Is it possible this phrase is an example of itself? :-)

astrofinch · on Dec 13, 2010

Words that describe themselves: short, convoluted, awkward, multilingual.

gjm11 · on Dec 13, 2010

Is the word (assuming it to be one) "non-self-describing" self-describing, or non-self-describing?

http://en.wikipedia.org/wiki/Grelling-Nelson%20paradox

IsaacL · on Dec 13, 2010

"Pentasyllabic"

mahmud · on Dec 13, 2010

      I am sure it was indented as such.

mbm · on Dec 13, 2010

Irony: (n) - incongruity between what might be expected and what actually occurs

lionhearted · on Dec 13, 2010

I like words, so I know a lot of words. But I try to take the wordiness way down. Why lose people who don't know the same words?

I mean, even if you don't care about losing people who don't have time to learn a more precise-but-obscure synonym, there's always people who learned English as a third language. Why alienate them just to look a little clever?

Even this comment has too many big words. If I had more time, I'd edit it down more. "alienate" would become "turn off" and "precise-but-obscure synonym" would become... I dunno, something simpler. Big obscure words that lock people out is really missing the forest from the trees.

jiganti · on Dec 13, 2010

You're only considering the negative aspect of "big words". Sure, there are many instances in which peope unnecessarily use lesser-known synonyms, but it is helpful when people utilize a vocabulary in order to be concise. I think that while the current mantra of "don't use big words so everyone can understand" is called for because of the amount of people abusing vocabulary so others will consider them intelligent, we should remain cognizant of the benefits succinct communication provides.

billswift · on Dec 13, 2010

And it is even more important for precision, when a less common word is closer to what you want to say than a more popular one. This is one point Robert Heinlein made in Expanded Universe when he was defending Doc Smith's "space operas" and the vocabulary that was used in them. (Note that since "the map is not the territory", nothing, not your thoughts or even a physical description, can be exactly captured in words, but that doesn't mean it is not sometimes important or at least useful to try to be as precise as possible.)

matwood · on Dec 13, 2010

This is a great comment. I've always thought 'reading level' as a bit bogus and looking at the wrong thing. When determining the quality of content I look at it from two ways. Does content convey the idea the writer intended and does the reader comprehend the idea the writer intended.
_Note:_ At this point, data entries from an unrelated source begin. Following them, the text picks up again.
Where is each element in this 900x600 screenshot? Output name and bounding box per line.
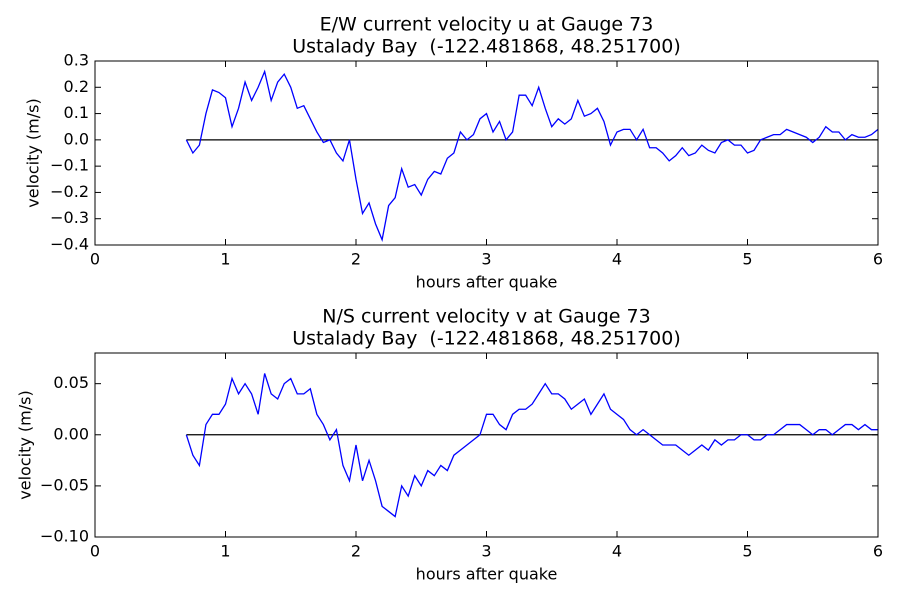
x-axis-label: hours after quake (416, 565, 558, 584)
y-tick-label: 0.2 (64, 77, 89, 96)
x-tick-label: 1 (220, 542, 230, 561)
y-tick-label: −0.2 (50, 182, 89, 201)
data-line (185, 69, 879, 242)
y-tick-label: 0.0 (64, 129, 89, 148)
y-axis-label: velocity (m/s) (24, 98, 43, 207)
chart-title: N/S current velocity v at Gauge 73 (322, 306, 650, 328)
x-tick-label: 3 (481, 542, 491, 561)
x-tick-label: 6 (873, 250, 883, 269)
x-tick-label: 0 (90, 542, 100, 561)
y-tick-label: 0.1 (64, 103, 89, 122)
x-tick-label: 5 (742, 542, 752, 561)
y-tick-label: −0.4 (50, 235, 89, 254)
x-tick-label: 2 (351, 542, 361, 561)
x-tick-label: 2 (351, 250, 361, 269)
y-tick-label: −0.3 (50, 208, 89, 227)
chart-title: E/W current velocity u at Gauge 73 (320, 14, 654, 36)
plot-frame (94, 352, 879, 538)
x-tick-label: 4 (612, 250, 622, 269)
data-line (185, 373, 878, 518)
plot-frame (94, 60, 879, 246)
chart-subtitle: Ustalady Bay (-122.481868, 48.251700) (292, 328, 681, 350)
y-tick-label: 0.3 (64, 51, 89, 70)
x-tick-label: 3 (481, 250, 491, 269)
y-tick-label: −0.05 (40, 475, 89, 494)
x-tick-label: 1 (220, 250, 230, 269)
y-tick-label: 0.05 (53, 373, 89, 392)
y-tick-label: 0.00 (53, 424, 89, 443)
x-tick-label: 5 (742, 250, 752, 269)
x-tick-label: 6 (873, 542, 883, 561)
y-tick-label: −0.10 (40, 527, 89, 546)
y-axis-label: velocity (m/s) (16, 390, 35, 499)
x-tick-label: 0 (90, 250, 100, 269)
y-tick-label: −0.1 (50, 156, 89, 175)
x-tick-label: 4 (612, 542, 622, 561)
x-axis-label: hours after quake (416, 273, 558, 292)
chart-subtitle: Ustalady Bay (-122.481868, 48.251700) (292, 36, 681, 58)
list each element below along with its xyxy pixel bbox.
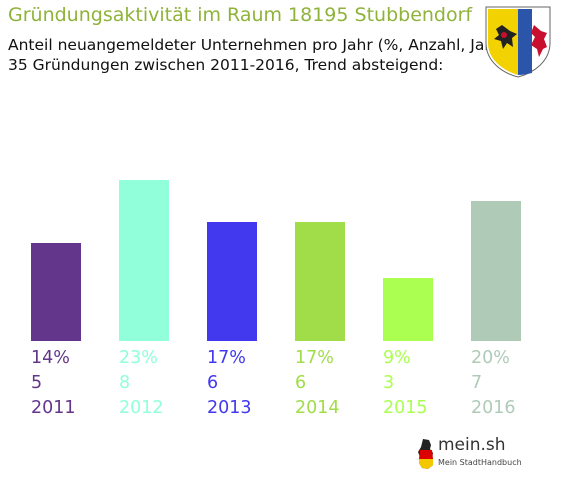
bar-label-group-2013: 17% 6 2013 [207, 346, 277, 421]
percent-label: 20% [471, 348, 510, 368]
percent-label: 17% [207, 348, 246, 368]
bar-label-group-2014: 17% 6 2014 [295, 346, 365, 421]
chart-title: Gründungsaktivität im Raum 18195 Stubben… [8, 4, 473, 26]
year-label: 2011 [31, 398, 76, 418]
bar-2016 [471, 201, 521, 341]
bar-label-group-2012: 23% 8 2012 [119, 346, 189, 421]
bar-2014 [295, 222, 345, 341]
chart-subtitle: Anteil neuangemeldeter Unternehmen pro J… [8, 35, 507, 75]
subtitle-line-2: 35 Gründungen zwischen 2011-2016, Trend … [8, 56, 444, 74]
bar-group [31, 180, 521, 341]
bar-label-group-2016: 20% 7 2016 [471, 346, 541, 421]
mein-sh-logo: mein.sh Mein StadtHandbuch [416, 433, 526, 473]
bar-2015 [383, 278, 433, 341]
bar-2012 [119, 180, 169, 341]
year-label: 2013 [207, 398, 252, 418]
percent-label: 9% [383, 348, 411, 368]
count-label: 6 [295, 373, 307, 393]
bar-label-group-2015: 9% 3 2015 [383, 346, 453, 421]
count-label: 7 [471, 373, 483, 393]
year-label: 2012 [119, 398, 164, 418]
bar-label-group-2011: 14% 5 2011 [31, 346, 101, 421]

If I'm reading something I would prefer it be written as simply as possible. From a writers standpoint though this can be much harder than just explaining an idea in complex terms.

To paraphrase Pascal, "I apologize for the length of this letter, but I did not have time to make it shorter." I like to think length in this case meant complexity.

aaronblohowiak · on Dec 13, 2010

go to ltu for advanced reading, here for startups.